Tony D.: A grateful recovering addict

And the year continued to accumulate. At first, he adds with a laugh, he only planned on staying at Cornerstone for a year, mostly to satisfy Frank. But that’s the thing about Cornerstone, as an institution and a bastion of recovery: It finds a way. It becomes a haven for lost souls and a place where those once lost can help others be found, and as a shepherd, Tony Davis has found his calling. And along the way, he’s developed something of a reputation.

“I’ve worked in every (clinical) department, and when I was down in the Adult Residential Program (now the Newcomers Program), I was just Tony. But when I went to (Intensive Outpatient and Sober Living), I became Tony D.,” he says. “Then one day, I was doing a relapse prevention group, and I was talking about coming from the jungle, living in the mission and look at me now — ‘I’m Gucci,’ I said. And a patient started calling me Tony D., the Gucci Man, and we’ve been hollering that around here ever since.”

His laugh is an infectious thing, a genuine sound that comes from deep within a soul at peace. Serenity doesn’t equal pain-free — life still shows up, he acknowledges, and his journey has brought him to places of sorrow and heartache on occasion as well.

“I have struggled, and I have suffered. I’ve been through a lot of things in this 15 years,” he said. “I got real sick — ill, with kidney problems. Then, in March, I lost my father. I’ve lost a lot of things in this process.

“But I never gave up the faith. God is the most important person in my life. The most important thing in my life is that relationship. That’s fact, and I know that if he brought me from the jungle, he’s gonna take care of the rest of it, too.”

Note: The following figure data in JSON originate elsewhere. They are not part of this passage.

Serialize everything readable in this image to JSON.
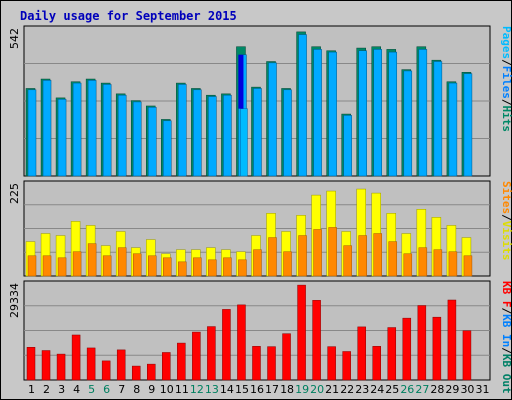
{
  "title": "Daily usage for September 2015",
  "colors": {
    "background": "#c8c8c8",
    "panel": "#c0c0c0",
    "pages": "#00bbff",
    "pages_dark": "#0066aa",
    "files": "#00aaff",
    "hits": "#008866",
    "hits_dark": "#004433",
    "sites": "#ff8800",
    "visits": "#ffff00",
    "kbf": "#ff0000",
    "kbin": "#0080ff",
    "kbout": "#008066",
    "highlight": "#0000dd",
    "weekend": "#008060",
    "weekday": "#000000"
  },
  "chart_data": [
    {
      "type": "bar",
      "name": "pages-files-hits",
      "ymax_label": "542",
      "ylim": [
        0,
        542
      ],
      "categories": [
        "1",
        "2",
        "3",
        "4",
        "5",
        "6",
        "7",
        "8",
        "9",
        "10",
        "11",
        "12",
        "13",
        "14",
        "15",
        "16",
        "17",
        "18",
        "19",
        "20",
        "21",
        "22",
        "23",
        "24",
        "25",
        "26",
        "27",
        "28",
        "29",
        "30",
        "31"
      ],
      "weekend_days": [
        "5",
        "6",
        "12",
        "13",
        "19",
        "20",
        "26",
        "27"
      ],
      "series": [
        {
          "name": "Hits",
          "values": [
            325,
            360,
            290,
            350,
            360,
            345,
            305,
            280,
            260,
            210,
            345,
            325,
            300,
            305,
            480,
            330,
            425,
            325,
            535,
            480,
            465,
            230,
            475,
            480,
            470,
            395,
            480,
            430,
            350,
            385,
            0
          ]
        },
        {
          "name": "Files",
          "values": [
            320,
            355,
            285,
            345,
            355,
            340,
            300,
            275,
            255,
            205,
            340,
            320,
            295,
            300,
            450,
            325,
            420,
            320,
            525,
            470,
            460,
            225,
            465,
            470,
            460,
            390,
            470,
            425,
            345,
            380,
            0
          ]
        },
        {
          "name": "Pages",
          "values": [
            0,
            0,
            0,
            0,
            0,
            0,
            0,
            0,
            0,
            0,
            0,
            0,
            0,
            0,
            250,
            0,
            0,
            0,
            0,
            0,
            0,
            0,
            0,
            0,
            0,
            0,
            0,
            0,
            0,
            0,
            0
          ]
        }
      ],
      "side_labels": [
        {
          "text": "Pages",
          "color": "#00bbff"
        },
        {
          "text": "/",
          "color": "#000000"
        },
        {
          "text": "Files",
          "color": "#0080ff"
        },
        {
          "text": "/",
          "color": "#000000"
        },
        {
          "text": "Hits",
          "color": "#008866"
        }
      ]
    },
    {
      "type": "bar",
      "name": "visits-sites",
      "ymax_label": "225",
      "ylim": [
        0,
        225
      ],
      "categories": [
        "1",
        "2",
        "3",
        "4",
        "5",
        "6",
        "7",
        "8",
        "9",
        "10",
        "11",
        "12",
        "13",
        "14",
        "15",
        "16",
        "17",
        "18",
        "19",
        "20",
        "21",
        "22",
        "23",
        "24",
        "25",
        "26",
        "27",
        "28",
        "29",
        "30",
        "31"
      ],
      "series": [
        {
          "name": "Visits",
          "values": [
            85,
            105,
            100,
            135,
            125,
            75,
            110,
            70,
            90,
            55,
            65,
            65,
            70,
            65,
            60,
            100,
            155,
            110,
            150,
            200,
            210,
            110,
            215,
            205,
            155,
            105,
            165,
            145,
            125,
            95,
            0
          ]
        },
        {
          "name": "Sites",
          "values": [
            50,
            50,
            45,
            60,
            80,
            50,
            70,
            55,
            50,
            45,
            35,
            45,
            40,
            45,
            40,
            65,
            95,
            60,
            100,
            115,
            120,
            75,
            100,
            105,
            85,
            55,
            70,
            65,
            60,
            50,
            0
          ]
        }
      ],
      "side_labels": [
        {
          "text": "Sites",
          "color": "#ff8800"
        },
        {
          "text": "/",
          "color": "#000000"
        },
        {
          "text": "Visits",
          "color": "#dddd00"
        }
      ]
    },
    {
      "type": "bar",
      "name": "kbytes",
      "ymax_label": "29334",
      "ylim": [
        0,
        29334
      ],
      "categories": [
        "1",
        "2",
        "3",
        "4",
        "5",
        "6",
        "7",
        "8",
        "9",
        "10",
        "11",
        "12",
        "13",
        "14",
        "15",
        "16",
        "17",
        "18",
        "19",
        "20",
        "21",
        "22",
        "23",
        "24",
        "25",
        "26",
        "27",
        "28",
        "29",
        "30",
        "31"
      ],
      "series": [
        {
          "name": "KB F",
          "values": [
            10100,
            9100,
            8000,
            13900,
            9900,
            5900,
            9300,
            4300,
            4900,
            8500,
            11400,
            14800,
            16500,
            21800,
            23200,
            10400,
            10300,
            14300,
            29300,
            24600,
            10300,
            8800,
            16400,
            10400,
            16200,
            19100,
            23000,
            19400,
            24700,
            15200,
            0
          ]
        }
      ],
      "side_labels": [
        {
          "text": "KB F",
          "color": "#ff0000"
        },
        {
          "text": "/",
          "color": "#000000"
        },
        {
          "text": "KB In",
          "color": "#0080ff"
        },
        {
          "text": "/",
          "color": "#000000"
        },
        {
          "text": "KB Out",
          "color": "#008066"
        }
      ]
    }
  ]
}
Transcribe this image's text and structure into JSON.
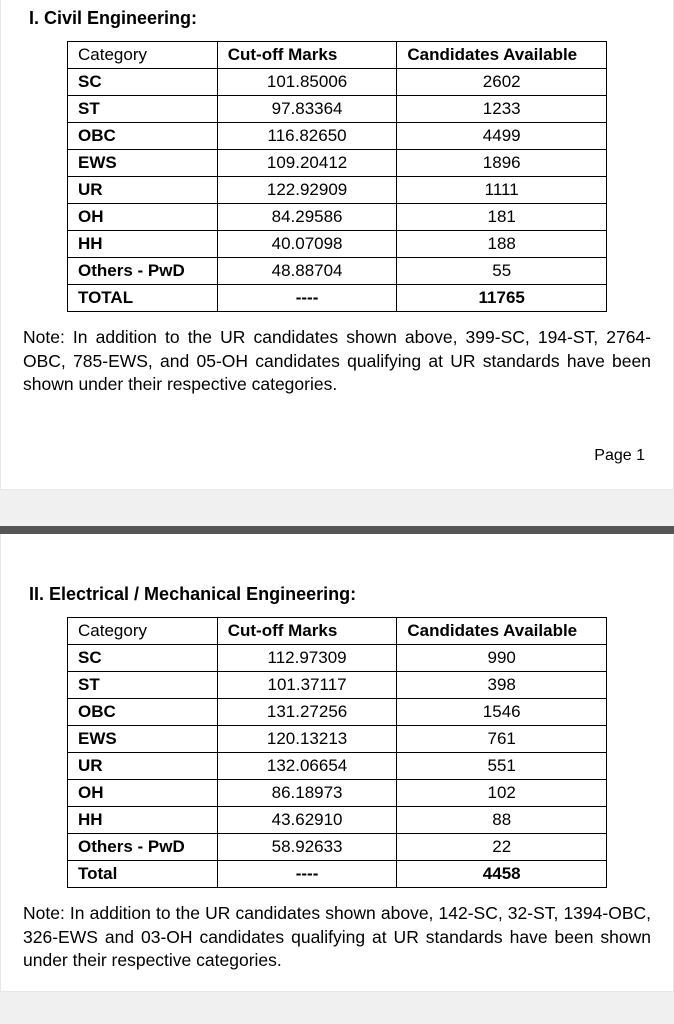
{
  "section1": {
    "heading": "I.  Civil Engineering:",
    "columns": [
      "Category",
      "Cut-off Marks",
      "Candidates Available"
    ],
    "rows": [
      {
        "cat": "SC",
        "cut": "101.85006",
        "cand": "2602"
      },
      {
        "cat": "ST",
        "cut": "97.83364",
        "cand": "1233"
      },
      {
        "cat": "OBC",
        "cut": "116.82650",
        "cand": "4499"
      },
      {
        "cat": "EWS",
        "cut": "109.20412",
        "cand": "1896"
      },
      {
        "cat": "UR",
        "cut": "122.92909",
        "cand": "1111"
      },
      {
        "cat": "OH",
        "cut": "84.29586",
        "cand": "181"
      },
      {
        "cat": "HH",
        "cut": "40.07098",
        "cand": "188"
      },
      {
        "cat": "Others - PwD",
        "cut": "48.88704",
        "cand": "55"
      }
    ],
    "total": {
      "cat": "TOTAL",
      "cut": "----",
      "cand": "11765"
    },
    "note": "Note: In addition to the UR candidates shown above, 399-SC, 194-ST, 2764-OBC, 785-EWS, and 05-OH candidates qualifying at UR standards have been shown under their respective categories.",
    "page_label": "Page 1"
  },
  "section2": {
    "heading": "II. Electrical / Mechanical Engineering:",
    "columns": [
      "Category",
      "Cut-off Marks",
      "Candidates Available"
    ],
    "rows": [
      {
        "cat": "SC",
        "cut": "112.97309",
        "cand": "990"
      },
      {
        "cat": "ST",
        "cut": "101.37117",
        "cand": "398"
      },
      {
        "cat": "OBC",
        "cut": "131.27256",
        "cand": "1546"
      },
      {
        "cat": "EWS",
        "cut": "120.13213",
        "cand": "761"
      },
      {
        "cat": "UR",
        "cut": "132.06654",
        "cand": "551"
      },
      {
        "cat": "OH",
        "cut": "86.18973",
        "cand": "102"
      },
      {
        "cat": "HH",
        "cut": "43.62910",
        "cand": "88"
      },
      {
        "cat": "Others - PwD",
        "cut": "58.92633",
        "cand": "22"
      }
    ],
    "total": {
      "cat": "Total",
      "cut": "----",
      "cand": "4458"
    },
    "note": "Note: In addition to the UR candidates shown above, 142-SC, 32-ST, 1394-OBC, 326-EWS and 03-OH candidates qualifying at UR standards have been shown under their respective categories."
  }
}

Take care of it He has — as long as Tony is willing to put in the work. That’s what he guides those who come to Cornerstone for help in seeing: that if they put in the work … if they find the willingness … if they want to be a recovering addict instead of one stuck in the endless, vicious cycle of active use … then the program, and their respective Higher Powers, will show up. He learned that from his mentors, from the literature, from the rooms of recovery, and he sees living proof of it daily when he shows up to Cornerstone, ready to touch another heart and change another life.

“I just keep it real,” he says. “Cornerstone has a very, very dear place in my heart that nobody can touch. Everything has come from when I started working here. My social life got better. My financial life got better. My spiritual life got better. My whole life got better, and it can happen for anybody who wants it.”